Quinolines, thiazole and many thiazolotriazoles have been given insistence because of diversification in medicinal and biological properties associated with them. In view of these observations, it is therefore proposed to synthesize and study the biological properties of some novel quinolinylthiazolotriazole derivatives. All derivatives were characterized by FTIR, H-1 NMR, C-13 NMR and mass spectra. All compounds 5 a-g and 7 a-g series were screened for antioxidant and anti-inflammatory potential. In 5 a-g series, compounds 5 c (4-NO2) and 5 a (4-Br) derivatives showed free radical scavenging activity with IC50 values of 425.9 mu g/ml and 413.3 mu g/ml.
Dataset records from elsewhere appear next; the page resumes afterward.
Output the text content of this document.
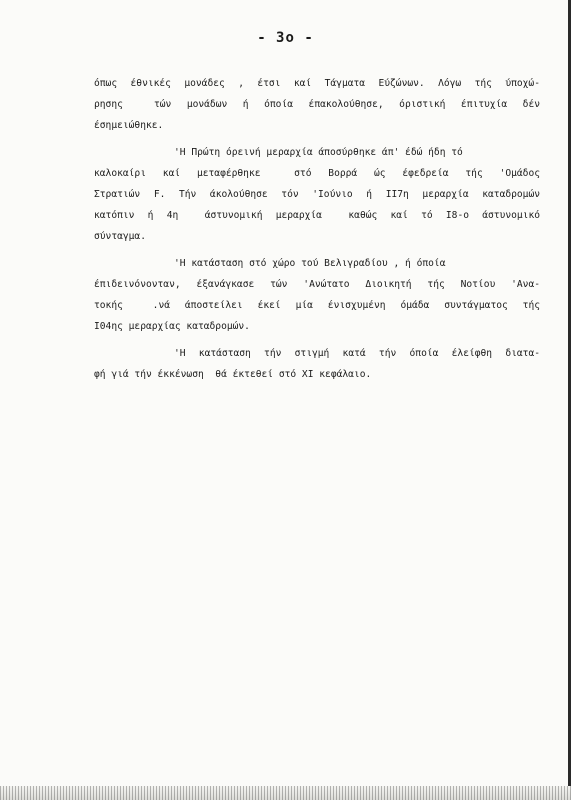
- 3ο -
όπως έθνικές μονάδες , έτσι καί Τάγματα Εύζώνων. Λόγω τής ύποχώ-
ρησης  τών μονάδων ή όποία έπακολούθησε, όριστική έπιτυχία δέν
έσημειώθηκε.
'Η Πρώτη όρεινή μεραρχία άποσύρθηκε άπ' έδώ ήδη τό
καλοκαίρι καί μεταφέρθηκε  στό Βορρά ώς έφεδρεία τής 'Ομάδος
Στρατιών F. Τήν άκολούθησε τόν 'Ιούνιο ή ΙΙ7η μεραρχία καταδρομών
κατόπιν ή 4η  άστυνομική μεραρχία  καθώς καί τό Ι8-ο άστυνομικό
σύνταγμα.
'Η κατάσταση στό χώρο τού Βελιγραδίου , ή όποία
έπιδεινόνονταν, έξανάγκασε τών 'Ανώτατο Διοικητή τής Νοτίου 'Ανα-
τοκής  .νά άποστείλει έκεί μία ένισχυμένη όμάδα συντάγματος τής
Ι04ης μεραρχίας καταδρομών.
'Η κατάσταση τήν στιγμή κατά τήν όποία έλείφθη διατα-
φή γιά τήν έκκένωση  θά έκτεθεί στό ΧΙ κεφάλαιο.
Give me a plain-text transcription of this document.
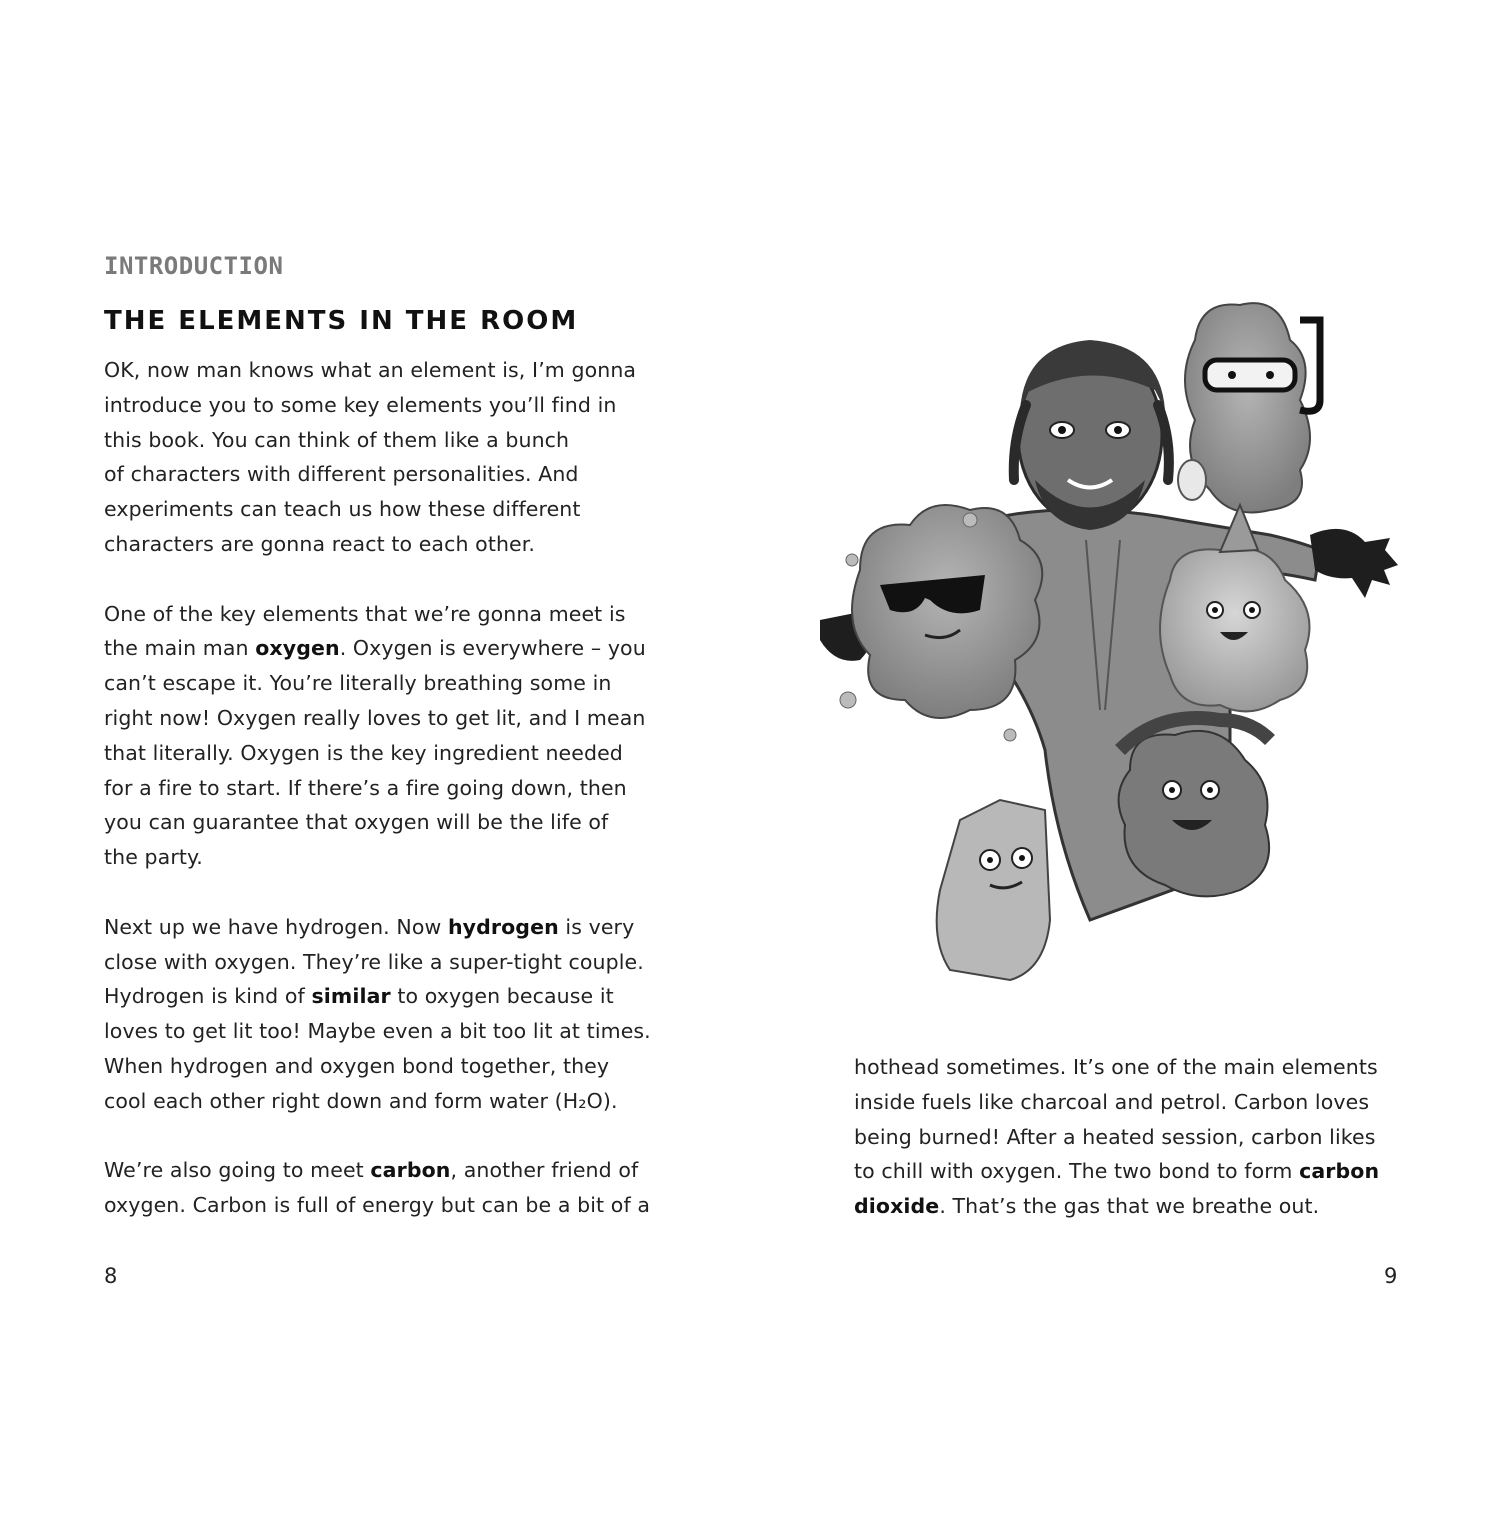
INTRODUCTION
THE ELEMENTS IN THE ROOM

OK, now man knows what an element is, I’m gonna
introduce you to some key elements you’ll find in
this book. You can think of them like a bunch
of characters with different personalities. And
experiments can teach us how these different
characters are gonna react to each other.

One of the key elements that we’re gonna meet is
the main man oxygen. Oxygen is everywhere – you
can’t escape it. You’re literally breathing some in
right now! Oxygen really loves to get lit, and I mean
that literally. Oxygen is the key ingredient needed
for a fire to start. If there’s a fire going down, then
you can guarantee that oxygen will be the life of
the party.

Next up we have hydrogen. Now hydrogen is very
close with oxygen. They’re like a super-tight couple.
Hydrogen is kind of similar to oxygen because it
loves to get lit too! Maybe even a bit too lit at times.
When hydrogen and oxygen bond together, they
cool each other right down and form water (H₂O).

We’re also going to meet carbon, another friend of
oxygen. Carbon is full of energy but can be a bit of a

hothead sometimes. It’s one of the main elements
inside fuels like charcoal and petrol. Carbon loves
being burned! After a heated session, carbon likes
to chill with oxygen. The two bond to form carbon
dioxide. That’s the gas that we breathe out.

8	9
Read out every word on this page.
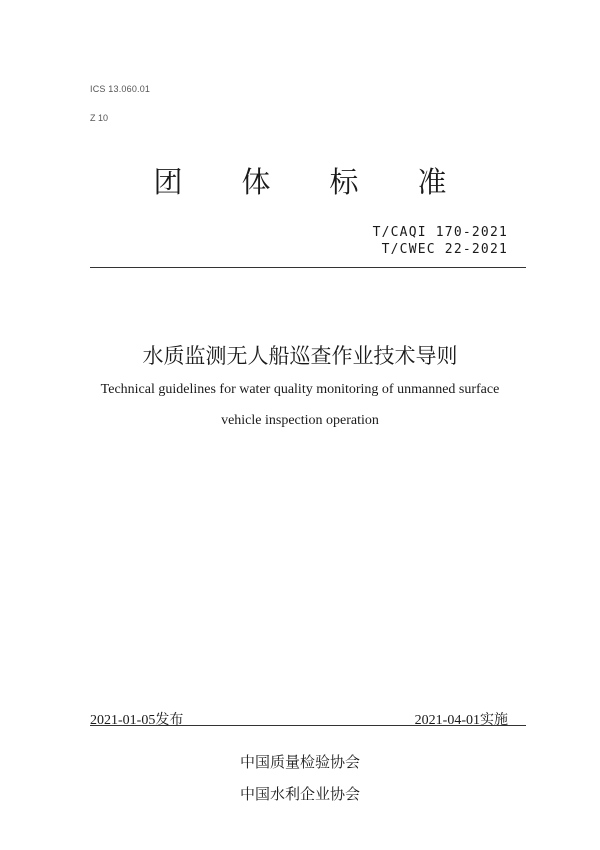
ICS 13.060.01
Z 10
团 体 标 准
T/CAQI 170-2021
T/CWEC 22-2021
水质监测无人船巡查作业技术导则
Technical guidelines for water quality monitoring of unmanned surface
vehicle inspection operation
2021-01-05发布	2021-04-01实施
中国质量检验协会
中国水利企业协会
In 7 a-g series, compound 7 c (3-NO2) and 7 g (4-OH) derivatives showed highest free radical scavenging activity with IC50 values 7.75 mu g/ml and 14.06 mu g/ml. Compounds 5 a, 5 c, 7 c and 7 g exhibited pronounced anti-inflammatory activity among all other synthesized compounds. Molecular docking studies revealed good binding through hydrogen bonding with catalytic residues as well as neighboring residues at the active site of target protein trypsin. Among all the synthesized compounds 5 c, 5 a, 7 c and 7 g showed least binding energy values of -10.70 kcal/mol, -9.69 kcal/mol, -11.47 kcal/mol and -9.83 kcal/mol respectively. Results from antioxidant, anti-inflammatory and in silico studies suggest that the synthesized compounds may be potential antioxidant and anti-inflammatory agents and can act as lead molecules in drug discovery.